Slowing Hicks street Speedway

Is this sign needed next on Hicks Street?  

Unless otherwise noted, the speed limit on all NYC streets is 30mph. However, many drivers routinely break that speed and evade ticketing by our police department so in recent years the Department of Transportation has changed the approach to ensuring safer streets. From striping new lanes, narrowing certain streets, and installing many bike lanes, new techniques have been added to the city’s toolkit, the Street Design Manual.
 
One Cobble Hill street sorely in need of such traffic calming is Hicks Street, the road adjacent to the BQE trench that was the recent site of tragic fatality. Last week the Department of Transportation installed a digital speed sign to put drivers on alert. DNAinfo has more on the issue…

“The speed sign is a simple, but smart way to put drivers on alert,” said Dave ‘Paco’ Abraham, vice president of the Cobble Hill Association. “But it’s just one small step forward.”

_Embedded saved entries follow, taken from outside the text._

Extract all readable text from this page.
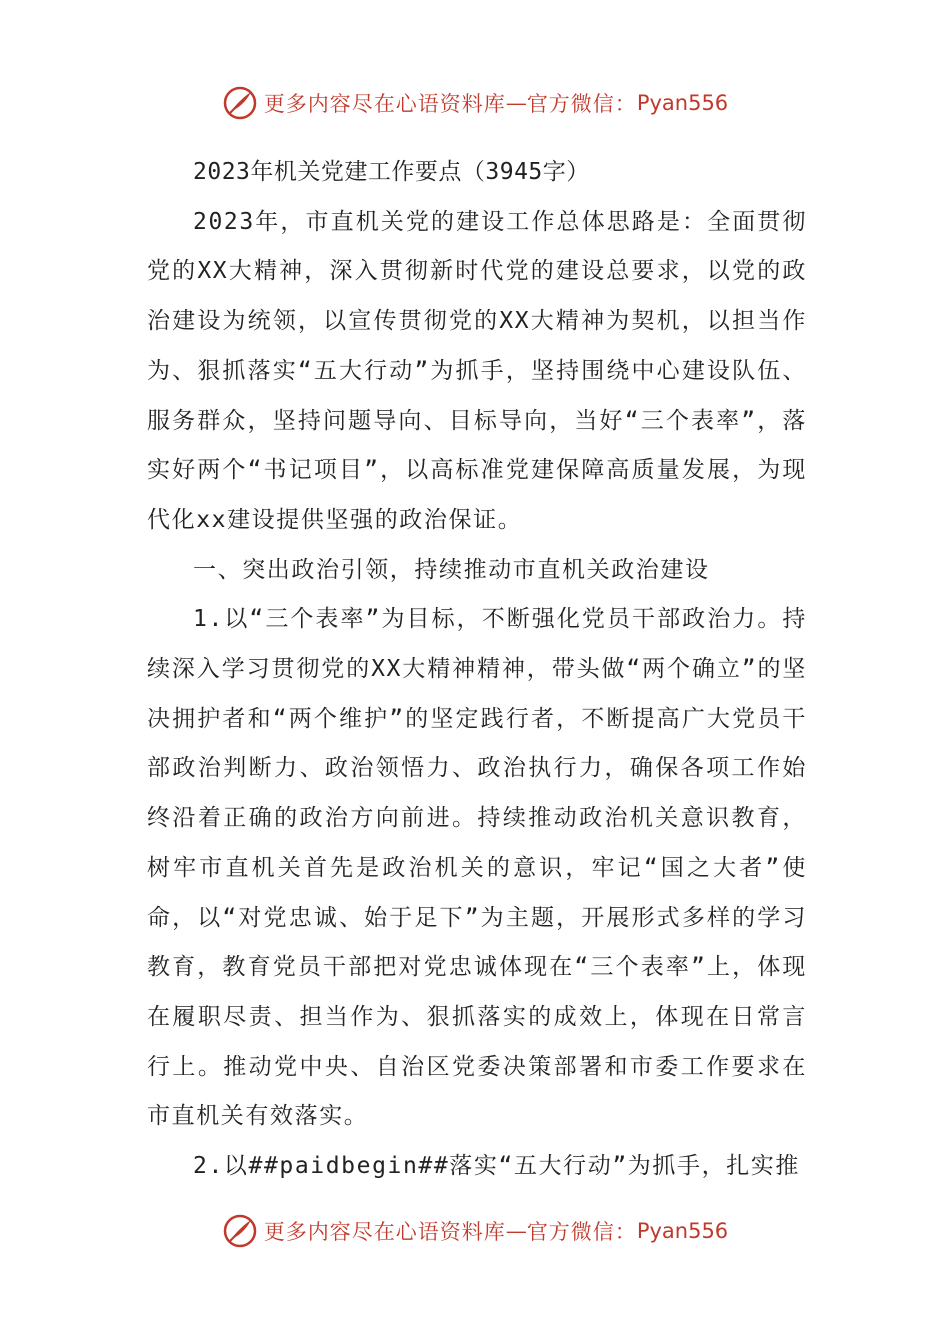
更多内容尽在心语资料库 — 官方微信： Pyan556

2023年机关党建工作要点（3945字）

2023年，市直机关党的建设工作总体思路是：全面贯彻党的XX大精神，深入贯彻新时代党的建设总要求，以党的政治建设为统领，以宣传贯彻党的XX大精神为契机，以担当作为、狠抓落实“五大行动”为抓手，坚持围绕中心建设队伍、服务群众，坚持问题导向、目标导向，当好“三个表率”，落实好两个“书记项目”，以高标准党建保障高质量发展，为现代化xx建设提供坚强的政治保证。

一、突出政治引领，持续推动市直机关政治建设

1.以“三个表率”为目标，不断强化党员干部政治力。持续深入学习贯彻党的XX大精神精神，带头做“两个确立”的坚决拥护者和“两个维护”的坚定践行者，不断提高广大党员干部政治判断力、政治领悟力、政治执行力，确保各项工作始终沿着正确的政治方向前进。持续推动政治机关意识教育，树牢市直机关首先是政治机关的意识，牢记“国之大者”使命，以“对党忠诚、始于足下”为主题，开展形式多样的学习教育，教育党员干部把对党忠诚体现在“三个表率”上，体现在履职尽责、担当作为、狠抓落实的成效上，体现在日常言行上。推动党中央、自治区党委决策部署和市委工作要求在市直机关有效落实。

2.以##paidbegin##落实“五大行动”为抓手，扎实推

更多内容尽在心语资料库 — 官方微信： Pyan556
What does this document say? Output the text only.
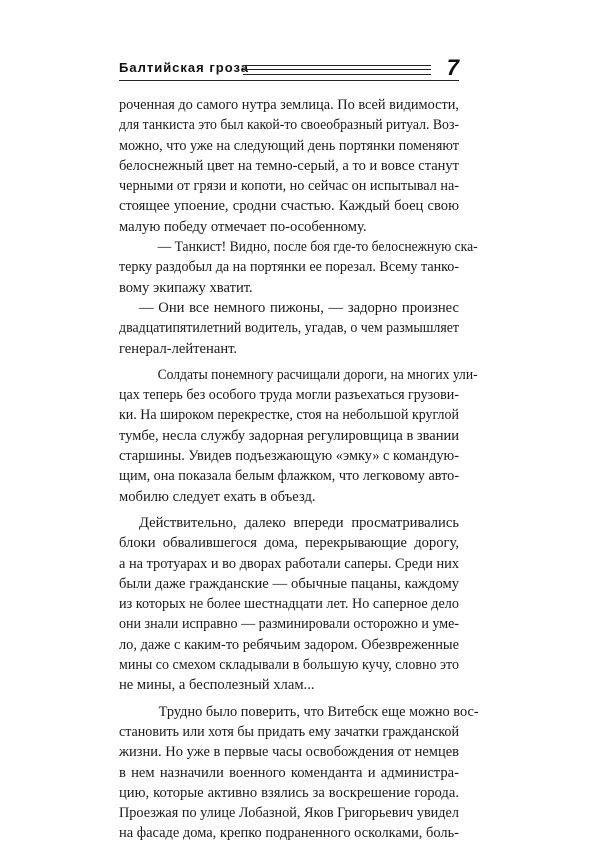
Балтийская гроза	7
роченная до самого нутра землица. По всей видимости,
для танкиста это был какой-то своеобразный ритуал. Воз-
можно, что уже на следующий день портянки поменяют
белоснежный цвет на темно-серый, а то и вовсе станут
черными от грязи и копоти, но сейчас он испытывал на-
стоящее упоение, сродни счастью. Каждый боец свою
малую победу отмечает по-особенному.
— Танкист! Видно, после боя где-то белоснежную ска-
терку раздобыл да на портянки ее порезал. Всему танко-
вому экипажу хватит.
— Они все немного пижоны, — задорно произнес
двадцатипятилетний водитель, угадав, о чем размышляет
генерал-лейтенант.
Солдаты понемногу расчищали дороги, на многих ули-
цах теперь без особого труда могли разъехаться грузови-
ки. На широком перекрестке, стоя на небольшой круглой
тумбе, несла службу задорная регулировщица в звании
старшины. Увидев подъезжающую «эмку» с командую-
щим, она показала белым флажком, что легковому авто-
мобилю следует ехать в объезд.
Действительно, далеко впереди просматривались
блоки обвалившегося дома, перекрывающие дорогу,
а на тротуарах и во дворах работали саперы. Среди них
были даже гражданские — обычные пацаны, каждому
из которых не более шестнадцати лет. Но саперное дело
они знали исправно — разминировали осторожно и уме-
ло, даже с каким-то ребячьим задором. Обезвреженные
мины со смехом складывали в большую кучу, словно это
не мины, а бесполезный хлам...
Трудно было поверить, что Витебск еще можно вос-
становить или хотя бы придать ему зачатки гражданской
жизни. Но уже в первые часы освобождения от немцев
в нем назначили военного коменданта и администра-
цию, которые активно взялись за воскрешение города.
Проезжая по улице Лобазной, Яков Григорьевич увидел
на фасаде дома, крепко подраненного осколками, боль-
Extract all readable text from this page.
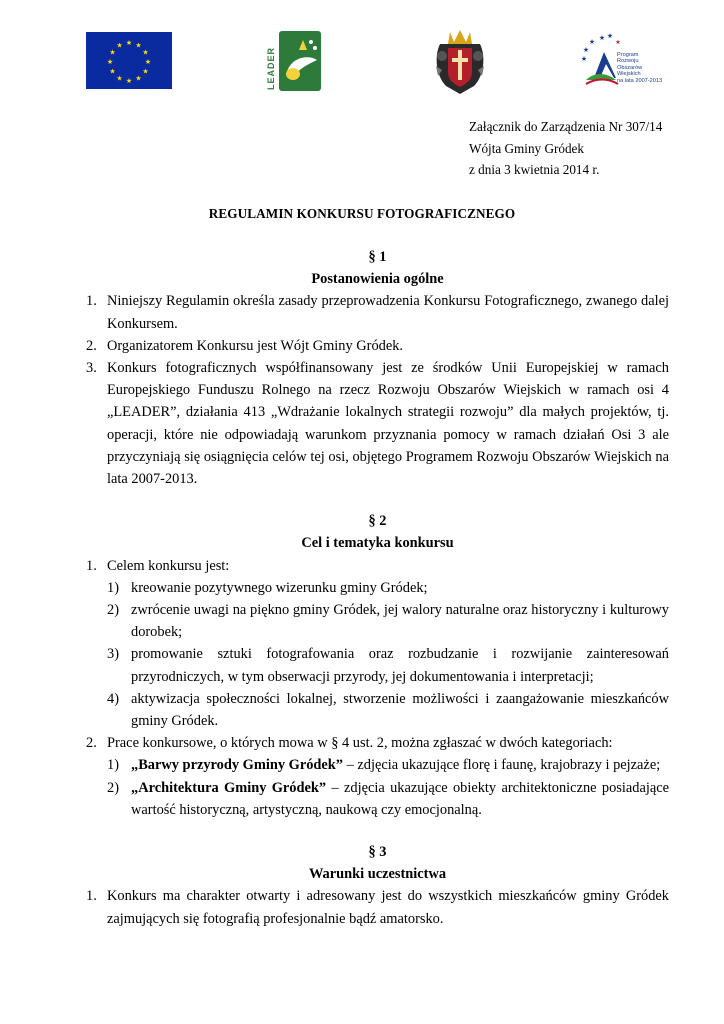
★ ★
★
★
★
★
★
★
★
★
★
★
LEADER
★ ★
★
★
★
★
Program
Rozwoju
Obszarów
Wiejskich
na lata 2007-2013
Załącznik do Zarządzenia Nr 307/14
Wójta Gminy Gródek
z dnia 3 kwietnia 2014 r.
REGULAMIN KONKURSU FOTOGRAFICZNEGO
§ 1
Postanowienia ogólne
1. Niniejszy Regulamin określa zasady przeprowadzenia Konkursu Fotograficznego, zwanego dalej Konkursem.
2. Organizatorem Konkursu jest Wójt Gminy Gródek.
3. Konkurs fotograficznych współfinansowany jest ze środków Unii Europejskiej w ramach Europejskiego Funduszu Rolnego na rzecz Rozwoju Obszarów Wiejskich w ramach osi 4 „LEADER”, działania 413 „Wdrażanie lokalnych strategii rozwoju” dla małych projektów, tj. operacji, które nie odpowiadają warunkom przyznania pomocy w ramach działań Osi 3 ale przyczyniają się osiągnięcia celów tej osi, objętego Programem Rozwoju Obszarów Wiejskich na lata 2007-2013.
§ 2
Cel i tematyka konkursu
1. Celem konkursu jest:
1) kreowanie pozytywnego wizerunku gminy Gródek;
2) zwrócenie uwagi na piękno gminy Gródek, jej walory naturalne oraz historyczny i kulturowy dorobek;
3) promowanie sztuki fotografowania oraz rozbudzanie i rozwijanie zainteresowań przyrodniczych, w tym obserwacji przyrody, jej dokumentowania i interpretacji;
4) aktywizacja społeczności lokalnej, stworzenie możliwości i zaangażowanie mieszkańców gminy Gródek.
2. Prace konkursowe, o których mowa w § 4 ust. 2, można zgłaszać w dwóch kategoriach:
1) „Barwy przyrody Gminy Gródek” – zdjęcia ukazujące florę i faunę, krajobrazy i pejzaże;
2) „Architektura Gminy Gródek” – zdjęcia ukazujące obiekty architektoniczne posiadające wartość historyczną, artystyczną, naukową czy emocjonalną.
§ 3
Warunki uczestnictwa
1. Konkurs ma charakter otwarty i adresowany jest do wszystkich mieszkańców gminy Gródek zajmujących się fotografią profesjonalnie bądź amatorsko.
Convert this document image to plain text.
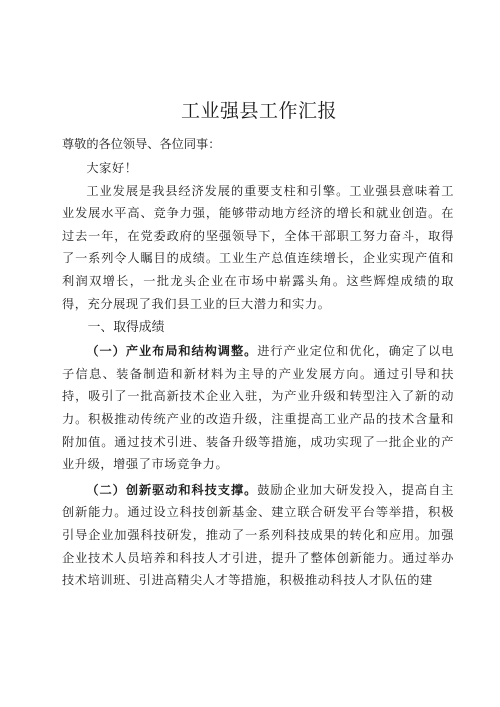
工业强县工作汇报

尊敬的各位领导、各位同事：

大家好！

工业发展是我县经济发展的重要支柱和引擎。工业强县意味着工业发展水平高、竞争力强，能够带动地方经济的增长和就业创造。在过去一年，在党委政府的坚强领导下，全体干部职工努力奋斗，取得了一系列令人瞩目的成绩。工业生产总值连续增长，企业实现产值和利润双增长，一批龙头企业在市场中崭露头角。这些辉煌成绩的取得，充分展现了我们县工业的巨大潜力和实力。

一、取得成绩

（一）产业布局和结构调整。进行产业定位和优化，确定了以电子信息、装备制造和新材料为主导的产业发展方向。通过引导和扶持，吸引了一批高新技术企业入驻，为产业升级和转型注入了新的动力。积极推动传统产业的改造升级，注重提高工业产品的技术含量和附加值。通过技术引进、装备升级等措施，成功实现了一批企业的产业升级，增强了市场竞争力。

（二）创新驱动和科技支撑。鼓励企业加大研发投入，提高自主创新能力。通过设立科技创新基金、建立联合研发平台等举措，积极引导企业加强科技研发，推动了一系列科技成果的转化和应用。加强企业技术人员培养和科技人才引进，提升了整体创新能力。通过举办技术培训班、引进高精尖人才等措施，积极推动科技人才队伍的建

For years the Cobble Hill Association has joined with other civic groups asking our elected officials to Fix the Ditch with both traffic calming and landscaping on Hicks Street as well as bike/ped pedestrian bridges that would link the streets cut in half by Robert Moses’ trench so many decades ago. Congresswoman Nydia Velazquez secured federal transportation funds to develop The BQE Enhancement Study and hundreds of residents came to workshops to help create a series of potential improvements that are a piece-meal, but practical approach. Its imperative upon residents and local civic groups to continue demanding improvements, and with the Enhancement Study now laying out a clear path to that goal, its imperative upon all of our local elected officials to secure the funds to make a safer Hicks street a reality.